After that search was fruitless, authorities turned their attention to the Materials Innovation and Recycling Authority’s trash-to-energy plant in Hartford’s South Meadows. Since garbage pick-up was delayed by one day because of Memorial Day, most of the trash from the Albany Avenue area had not been incinerated. Investigators spent nearly three weeks at a local trash plant looking through mountains of trash.

As many as 15-20 detectives a day worked at the plant, going through 30-35 tons of trash daily searching for evidence from trash dumped on Albany Avenue on the night of May 24. State police haven’t said what they were looking for and have not revealed if they found any possible evidence from that search.

Dulos and Farber Dulos have been embroiled in a bitter two-year divorce and custody battle, a contentious case full of back-and-forth accusations of ignoring court orders, threatening each other in front of their five children and allegations of threats to hurt the children or each other.

Stamford/Norwalk State’s Attorney Richard Colangelo said in Superior Court when arguing for higher bail for Dulos that investigators found evidence that an assault occurred in the garage of her New Canaan home.
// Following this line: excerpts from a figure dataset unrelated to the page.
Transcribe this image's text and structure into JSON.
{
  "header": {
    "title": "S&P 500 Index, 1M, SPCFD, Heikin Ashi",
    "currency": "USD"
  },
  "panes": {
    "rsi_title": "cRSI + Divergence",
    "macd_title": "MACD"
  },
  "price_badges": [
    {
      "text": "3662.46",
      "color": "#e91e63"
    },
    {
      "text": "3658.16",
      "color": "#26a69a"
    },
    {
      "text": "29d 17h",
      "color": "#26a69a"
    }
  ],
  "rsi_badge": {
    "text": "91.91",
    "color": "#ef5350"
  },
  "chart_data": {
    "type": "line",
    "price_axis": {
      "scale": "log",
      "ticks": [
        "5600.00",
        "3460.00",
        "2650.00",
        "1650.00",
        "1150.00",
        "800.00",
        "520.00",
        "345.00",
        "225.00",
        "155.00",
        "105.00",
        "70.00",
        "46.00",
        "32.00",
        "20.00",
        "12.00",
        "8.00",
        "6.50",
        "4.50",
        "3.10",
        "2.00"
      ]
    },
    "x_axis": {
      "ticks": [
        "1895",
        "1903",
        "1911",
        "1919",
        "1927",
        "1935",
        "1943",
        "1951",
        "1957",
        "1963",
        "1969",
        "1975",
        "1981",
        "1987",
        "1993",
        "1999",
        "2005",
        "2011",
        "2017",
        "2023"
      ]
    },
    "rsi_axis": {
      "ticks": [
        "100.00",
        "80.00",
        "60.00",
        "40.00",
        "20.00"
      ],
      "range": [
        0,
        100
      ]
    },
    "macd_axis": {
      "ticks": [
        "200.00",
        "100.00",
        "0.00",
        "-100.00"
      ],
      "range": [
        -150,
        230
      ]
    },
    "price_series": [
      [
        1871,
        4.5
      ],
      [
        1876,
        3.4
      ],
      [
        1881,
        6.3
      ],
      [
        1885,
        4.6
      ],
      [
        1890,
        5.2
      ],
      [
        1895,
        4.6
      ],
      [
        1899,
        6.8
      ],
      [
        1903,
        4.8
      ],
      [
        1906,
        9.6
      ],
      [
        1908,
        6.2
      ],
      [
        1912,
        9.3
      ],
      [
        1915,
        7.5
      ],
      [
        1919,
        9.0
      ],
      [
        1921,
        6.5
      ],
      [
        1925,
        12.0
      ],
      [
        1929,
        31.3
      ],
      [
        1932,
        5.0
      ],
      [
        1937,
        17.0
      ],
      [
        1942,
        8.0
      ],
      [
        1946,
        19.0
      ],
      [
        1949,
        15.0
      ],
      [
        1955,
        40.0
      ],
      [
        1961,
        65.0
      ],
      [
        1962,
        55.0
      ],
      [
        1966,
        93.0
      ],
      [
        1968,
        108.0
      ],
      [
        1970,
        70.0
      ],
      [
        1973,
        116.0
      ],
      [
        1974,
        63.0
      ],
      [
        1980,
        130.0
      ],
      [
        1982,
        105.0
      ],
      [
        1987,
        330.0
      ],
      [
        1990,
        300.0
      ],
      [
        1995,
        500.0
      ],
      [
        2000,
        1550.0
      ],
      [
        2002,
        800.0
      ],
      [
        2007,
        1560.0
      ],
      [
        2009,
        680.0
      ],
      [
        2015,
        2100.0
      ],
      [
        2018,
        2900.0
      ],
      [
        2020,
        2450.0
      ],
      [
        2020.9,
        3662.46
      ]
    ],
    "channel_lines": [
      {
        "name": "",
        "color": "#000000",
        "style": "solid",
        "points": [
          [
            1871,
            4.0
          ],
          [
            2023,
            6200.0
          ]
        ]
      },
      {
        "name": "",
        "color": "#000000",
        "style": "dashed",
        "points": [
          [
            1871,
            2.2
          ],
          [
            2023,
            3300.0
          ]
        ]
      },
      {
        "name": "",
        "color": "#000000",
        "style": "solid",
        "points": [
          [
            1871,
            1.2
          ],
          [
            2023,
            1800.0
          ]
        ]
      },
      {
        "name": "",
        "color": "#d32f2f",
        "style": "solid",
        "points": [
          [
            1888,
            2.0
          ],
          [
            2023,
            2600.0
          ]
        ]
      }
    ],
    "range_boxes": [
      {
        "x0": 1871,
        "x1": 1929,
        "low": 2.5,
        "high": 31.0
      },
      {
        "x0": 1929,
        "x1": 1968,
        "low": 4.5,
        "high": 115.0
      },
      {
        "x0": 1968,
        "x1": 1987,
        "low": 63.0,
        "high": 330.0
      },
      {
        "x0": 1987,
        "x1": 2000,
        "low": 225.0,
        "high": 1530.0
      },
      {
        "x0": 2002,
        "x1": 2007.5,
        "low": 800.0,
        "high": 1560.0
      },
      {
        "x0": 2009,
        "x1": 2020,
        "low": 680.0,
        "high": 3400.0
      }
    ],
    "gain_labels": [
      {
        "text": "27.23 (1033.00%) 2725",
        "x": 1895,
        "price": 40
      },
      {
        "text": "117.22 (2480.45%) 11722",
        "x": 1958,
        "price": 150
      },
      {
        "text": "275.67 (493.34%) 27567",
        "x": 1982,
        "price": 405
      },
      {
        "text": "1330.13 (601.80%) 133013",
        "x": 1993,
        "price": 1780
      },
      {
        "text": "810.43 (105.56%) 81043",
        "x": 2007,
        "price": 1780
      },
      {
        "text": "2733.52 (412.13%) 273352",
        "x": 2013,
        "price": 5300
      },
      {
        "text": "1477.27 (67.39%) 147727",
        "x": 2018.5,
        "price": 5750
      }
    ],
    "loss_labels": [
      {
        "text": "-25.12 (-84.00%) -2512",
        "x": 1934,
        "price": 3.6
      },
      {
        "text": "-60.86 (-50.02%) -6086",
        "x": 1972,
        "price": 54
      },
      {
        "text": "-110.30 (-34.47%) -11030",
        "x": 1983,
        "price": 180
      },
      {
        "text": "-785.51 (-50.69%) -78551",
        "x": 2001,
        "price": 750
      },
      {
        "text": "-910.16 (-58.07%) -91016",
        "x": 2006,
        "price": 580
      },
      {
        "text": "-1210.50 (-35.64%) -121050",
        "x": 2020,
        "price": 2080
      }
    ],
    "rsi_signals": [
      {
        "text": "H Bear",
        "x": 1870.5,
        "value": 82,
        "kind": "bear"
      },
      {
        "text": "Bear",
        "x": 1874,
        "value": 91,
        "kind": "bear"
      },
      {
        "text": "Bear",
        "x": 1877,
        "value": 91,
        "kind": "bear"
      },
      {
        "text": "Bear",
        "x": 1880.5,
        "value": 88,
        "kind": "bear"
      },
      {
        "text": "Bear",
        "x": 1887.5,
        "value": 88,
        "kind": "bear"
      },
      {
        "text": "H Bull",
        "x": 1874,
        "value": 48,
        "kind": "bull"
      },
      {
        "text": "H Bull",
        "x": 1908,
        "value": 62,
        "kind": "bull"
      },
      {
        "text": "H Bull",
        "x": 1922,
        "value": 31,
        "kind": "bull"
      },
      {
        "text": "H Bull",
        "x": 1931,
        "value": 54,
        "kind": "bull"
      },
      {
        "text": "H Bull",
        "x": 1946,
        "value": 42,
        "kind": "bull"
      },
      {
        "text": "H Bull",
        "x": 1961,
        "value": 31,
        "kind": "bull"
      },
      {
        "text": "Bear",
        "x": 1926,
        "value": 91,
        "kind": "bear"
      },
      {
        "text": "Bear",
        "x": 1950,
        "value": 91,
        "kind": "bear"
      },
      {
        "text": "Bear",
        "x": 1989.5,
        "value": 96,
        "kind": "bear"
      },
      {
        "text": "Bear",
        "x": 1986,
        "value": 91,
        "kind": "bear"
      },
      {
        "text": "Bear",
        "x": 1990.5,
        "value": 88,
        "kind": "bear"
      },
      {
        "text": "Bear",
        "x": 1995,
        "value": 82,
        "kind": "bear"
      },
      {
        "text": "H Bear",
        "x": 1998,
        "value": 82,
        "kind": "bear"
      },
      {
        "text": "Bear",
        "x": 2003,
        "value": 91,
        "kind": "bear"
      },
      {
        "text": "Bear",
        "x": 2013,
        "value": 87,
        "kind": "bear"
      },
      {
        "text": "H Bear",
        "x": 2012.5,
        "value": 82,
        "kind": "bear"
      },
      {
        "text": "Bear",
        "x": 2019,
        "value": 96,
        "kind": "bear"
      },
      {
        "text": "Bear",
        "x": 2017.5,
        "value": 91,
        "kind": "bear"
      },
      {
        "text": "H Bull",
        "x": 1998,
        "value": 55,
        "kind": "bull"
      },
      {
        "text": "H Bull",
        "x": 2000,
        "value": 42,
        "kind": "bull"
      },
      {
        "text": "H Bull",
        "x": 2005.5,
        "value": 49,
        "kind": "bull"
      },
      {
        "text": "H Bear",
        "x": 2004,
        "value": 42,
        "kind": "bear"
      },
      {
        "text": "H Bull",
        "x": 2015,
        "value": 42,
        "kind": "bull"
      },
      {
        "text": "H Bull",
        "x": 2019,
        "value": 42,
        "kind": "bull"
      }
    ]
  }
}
Authorities have said they are treating Farber Dulos’ disappearance as both a missing persons case and a criminal investigation.

Colengelo said that they also found DNA from Dulos mixed with his wife’s blood on a kitchen faucet in her house and that there is no explanation as to why it was there. Dulos had been at the Farber Dulos’ New Canaan home two days before she disappeared for a cookout with the couple’s five children. Colangelo said witnesses have said they did not see him go into the house that evening.